The court-ordered redo was meant to settle that question through the ballot. Two failed votes mean the question is now political. With Pereira running again, the optics of an incumbent presiding over an interregnum he himself triggered through the original-election challenge are uncomfortable for everyone involved.
What Happens Now
- No fixed next date: The university has not announced when a third vote will be attempted. Quorum on the General Council is the binding constraint, not the candidates.
- Pereira's runway: The rector remains in office. There is no statutory deadline forcing a quick resolution, which means the standoff can run for weeks.
- Higher-education ministry: Minister Fernando Alexandre's tutela has so far stayed publicly silent. A second failure makes that harder to maintain.

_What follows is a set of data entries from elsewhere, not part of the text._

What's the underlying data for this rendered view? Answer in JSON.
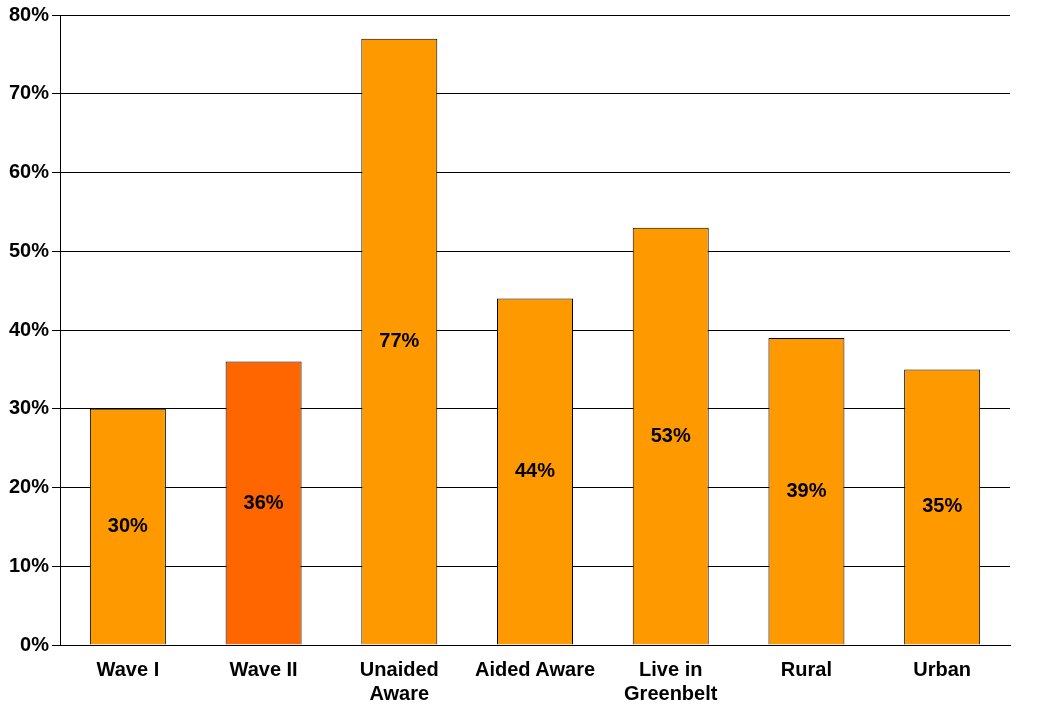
{
  "chart_data": {
    "type": "bar",
    "categories": [
      "Wave I",
      "Wave II",
      "Unaided Aware",
      "Aided Aware",
      "Live in Greenbelt",
      "Rural",
      "Urban"
    ],
    "values": [
      30,
      36,
      77,
      44,
      53,
      39,
      35
    ],
    "colors": [
      "#ff9900",
      "#ff6600",
      "#ff9900",
      "#ff9900",
      "#ff9900",
      "#ff9900",
      "#ff9900"
    ],
    "value_labels": [
      "30%",
      "36%",
      "77%",
      "44%",
      "53%",
      "39%",
      "35%"
    ],
    "ylim": [
      0,
      80
    ],
    "yticks": [
      {
        "value": 0,
        "label": "0%"
      },
      {
        "value": 10,
        "label": "10%"
      },
      {
        "value": 20,
        "label": "20%"
      },
      {
        "value": 30,
        "label": "30%"
      },
      {
        "value": 40,
        "label": "40%"
      },
      {
        "value": 50,
        "label": "50%"
      },
      {
        "value": 60,
        "label": "60%"
      },
      {
        "value": 70,
        "label": "70%"
      },
      {
        "value": 80,
        "label": "80%"
      }
    ],
    "grid": "y",
    "legend": false
  }
}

- Reputational risk to Nova SBE: The school's foreign-student application cycle for 2026-27 is already underway. Sustained governance noise at the parent university is the kind of headline an admissions office would rather not have to explain.
The Portuguese higher-education sector has lived through long inter-faculty disputes before — at the University of Lisbon, at Coimbra, at Porto. Nova's specific problem is that one of its faculties is markedly more visible internationally than its rector's office. That is the dynamic the next vote, whenever it happens, will have to resolve.